The United Nations has raised concerns about the situation in the flood-ravaged areas of Libya, citing civil strife as a main hindrance to aid efforts and calling on the fighting sides to put aside political deadlocks and divisions.

Martin Griffiths, Under-Secretary-General for Humanitarian Affairs and Emergency Relief Coordinator, said on Friday that the extent of the catastrophe in flood-ravaged areas is unclear as the country is divided between two rival authorities.

“I think the issue for us in Libya is of course coordinating with… the government and then the other authority in the east of the country,”  Griffiths said, adding: “We don’t know the extent of the problem.”

In the meantime, emergency workers continue sifting through the mud and rubble of the flood-hit areas in the hope of finding survivors.

The Red Cross chief in the country said on Friday that they still have hope of finding more survivors.

“The hope is there, is always there, to find people alive,” said Tamer Ramadan, the head of the International Red Cross and Red Crescent’s rescue effort in the North African country.

Emergency teams have kept up their search for the thousands still posted as missing from the tsunami-sized flash flood that swept the Libyan port city of Derna, killing at least 4,000 people.

The enormous surge of water burst two upstream dams late on Sunday and reduced Derna to an apocalyptic wasteland where entire city blocks and untold numbers of people were washed into the Mediterranean.

“Within seconds the water level suddenly rose,” recounted one injured survivor who said he was swept away with his mother in the late-night ordeal before they both managed to scramble into an empty building downstream.

“The water was rising with us until we got to the fourth floor, the water was up to the second floor,” the unidentified man said from his hospital bed, in testimony published by the Benghazi Medical Center.

“We could hear screams. From the window, I saw cars and bodies being carried away by the water. It lasted an hour or an hour and a half — but for us, it felt like a year.”

“This disaster was violent and brutal,” said Yann Fridez, the head of the Libya delegation of the International Committee of the Red Cross, which had a team in Derna when the floodwaters hit.

“A wave seven meters high wiped out buildings and washed infrastructure into the sea. Now family members are missing, dead bodies are washing back up on shore and homes are destroyed,” he said.
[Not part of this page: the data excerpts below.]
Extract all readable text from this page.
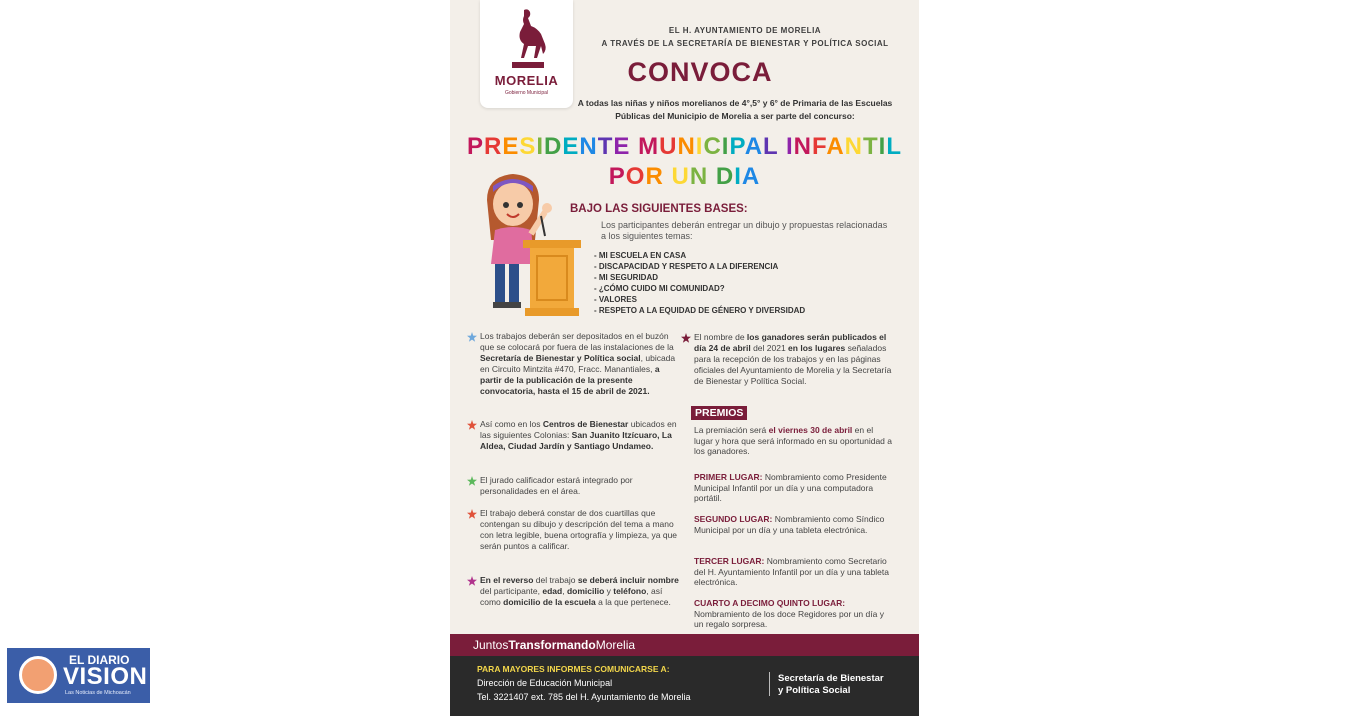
MORELIA
Gobierno Municipal
EL H. AYUNTAMIENTO DE MORELIA
A TRAVÉS DE LA SECRETARÍA DE BIENESTAR Y POLÍTICA SOCIAL
CONVOCA
A todas las niñas y niños morelianos de 4°,5° y 6° de Primaria de las Escuelas Públicas del Municipio de Morelia a ser parte del concurso:
PRESIDENTE MUNICIPAL INFANTIL
POR UN DIA
BAJO LAS SIGUIENTES BASES:
Los participantes deberán entregar un dibujo y propuestas relacionadas a los siguientes temas:
- MI ESCUELA EN CASA
- DISCAPACIDAD Y RESPETO A LA DIFERENCIA
- MI SEGURIDAD
- ¿CÓMO CUIDO MI COMUNIDAD?
- VALORES
- RESPETO A LA EQUIDAD DE GÉNERO Y DIVERSIDAD
Los trabajos deberán ser depositados en el buzón que se colocará por fuera de las instalaciones de la Secretaría de Bienestar y Política social, ubicada en Circuito Mintzita #470, Fracc. Manantiales, a partir de la publicación de la presente convocatoria, hasta el 15 de abril de 2021.
Así como en los Centros de Bienestar ubicados en las siguientes Colonias: San Juanito Itzícuaro, La Aldea, Ciudad Jardín y Santiago Undameo.
El jurado calificador estará integrado por personalidades en el área.
El trabajo deberá constar de dos cuartillas que contengan su dibujo y descripción del tema a mano con letra legible, buena ortografía y limpieza, ya que serán puntos a calificar.
En el reverso del trabajo se deberá incluir nombre del participante, edad, domicilio y teléfono, así como domicilio de la escuela a la que pertenece.
El nombre de los ganadores serán publicados el día 24 de abril del 2021 en los lugares señalados para la recepción de los trabajos y en las páginas oficiales del Ayuntamiento de Morelia y la Secretaría de Bienestar y Política Social.
PREMIOS
La premiación será el viernes 30 de abril en el lugar y hora que será informado en su oportunidad a los ganadores.
PRIMER LUGAR: Nombramiento como Presidente Municipal Infantil por un día y una computadora portátil.
SEGUNDO LUGAR: Nombramiento como Síndico Municipal por un día y una tableta electrónica.
TERCER LUGAR: Nombramiento como Secretario del H. Ayuntamiento Infantil por un día y una tableta electrónica.
CUARTO A DECIMO QUINTO LUGAR: Nombramiento de los doce Regidores por un día y un regalo sorpresa.
JuntosTransformandoMorelia
PARA MAYORES INFORMES COMUNICARSE A:
Dirección de Educación Municipal
Tel. 3221407 ext. 785 del H. Ayuntamiento de Morelia
Secretaría de Bienestar
y Política Social
EL DIARIO
VISION
Las Noticias de Michoacán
The floods were caused by hurricane-strength Storm Daniel, compounded by the poor infrastructure that existed in the area.

The United Nations, describing Libya’s situation as “catastrophic”, launched an appeal for more than $71 million to respond to the “most urgent needs of 250,000 people targeted out of the 884,000 people estimated to be in need”.

Climate experts have linked the disaster to the impacts of global warming, combined with Libya’s decaying infrastructure.